Die Europäische Union hat beschlossen, massiv in die Verteidigung zu investieren. Über die Europäische Kommission fließen 1,07 Milliarden Euro in 57 Projekte über den Europäischen Verteidigungsfonds. Die Richtung ist klar: Drohnen, Anti-Drohnen, künstliche Intelligenz, Cyber, industrielle Integration und Produktion. Für Rumänien ist dieser Moment kein Analysezeitraum, sondern ein Ausführungszeitraum und ein seltenes Fenster der Gelegenheit.
Die Gelegenheit ist real: 634 Akteure auf europäischer Ebene, KMUs machen über 38 Prozent der Teilnehmer aus, über 15 Projekte unterstützen direkt die Ostflanke. Hier hat Rumänien einen strukturellen Vorteil in Bezug auf die geografische Lage, die NATO-Erfahrung, aber auch die realen Bedürfnisse an Ausrüstung, die theoretisch wie ein Wind aus dem Popo sein sollten, der dich dazu bringt zu verstehen, dass, wenn du diese Welle verpasst, du sie nicht mehr zurückholen kannst.
Transparenz versus Opazität
Der Zugang zu europäischen Mitteln hängt nicht nur von technischer Kapazität ab, sondern auch von Vertrauen, das seinerseits stark mit Transparenz verbunden ist. Transparenz zieht Partner an, während Opazität Konsortien blockiert, was zu einem Mangel an Vorhersehbarkeit führt, ein Mangel, der Investoren vertreibt. In der Verteidigung gibt es die Versuchung übermäßiger Geheimhaltung. Das ist ein schwerwiegender Fehler, europäische Projekte erfordern breite Zusammenarbeit: Universitäten, Start-ups, große Unternehmen. Ohne einen klaren und öffentlichen Rahmen bleibt Rumänien außen vor.
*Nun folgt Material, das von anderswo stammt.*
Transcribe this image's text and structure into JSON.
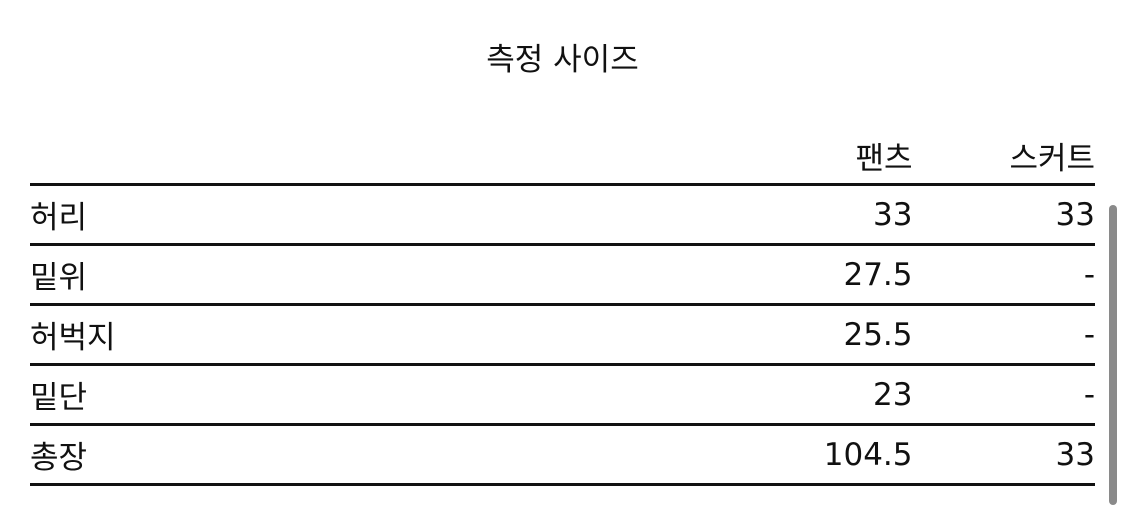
{
  "title": "측정 사이즈",
  "table": {
    "headers": [
      "",
      "팬츠",
      "스커트"
    ],
    "rows": [
      [
        "허리",
        "33",
        "33"
      ],
      [
        "밑위",
        "27.5",
        "-"
      ],
      [
        "허벅지",
        "25.5",
        "-"
      ],
      [
        "밑단",
        "23",
        "-"
      ],
      [
        "총장",
        "104.5",
        "33"
      ]
    ]
  }
}
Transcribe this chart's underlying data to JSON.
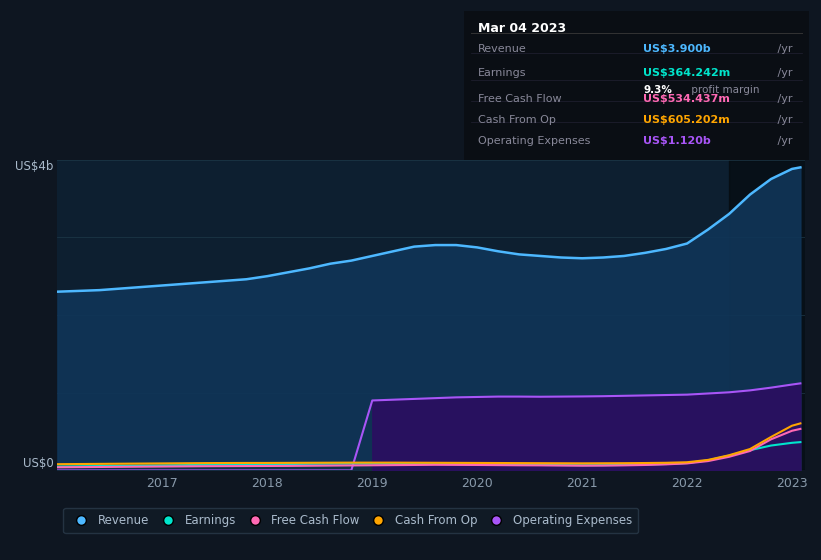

Das europäische Modell zeigt, dass kontrollierte Offenheit, klare Regeln und wettbewerbsfähiger Zugang erforderlich sind, wobei oft nur das Management den Unterschied macht. Rumänien hat keine Ideenmangel, sondern einen Mangel an Ausführung. Wir benötigen spezialisierte Einheiten für die Projektentwicklung, gemischte Teams, technische und finanzielle, schnelle Entscheidungsmechanismen, stabiles Leadership. Die EDF-Mittel werden nicht mit langsamen Verwaltungsstrukturen gewonnen, sie werden mit agilen Teams gewonnen, mit Menschen, die sowohl die Technologie als auch die Regeln Brüssels verstehen. Derzeit arbeiten viele Institutionen in Rumänien fragmentiert, jeder Akteur zieht separat, und das Ergebnis ist vorhersehbar: wenige Projekte, geringe Einflussnahme, verlorenes Geld und unzulässige Verzögerungen bei der Ausrüstung unserer Armee.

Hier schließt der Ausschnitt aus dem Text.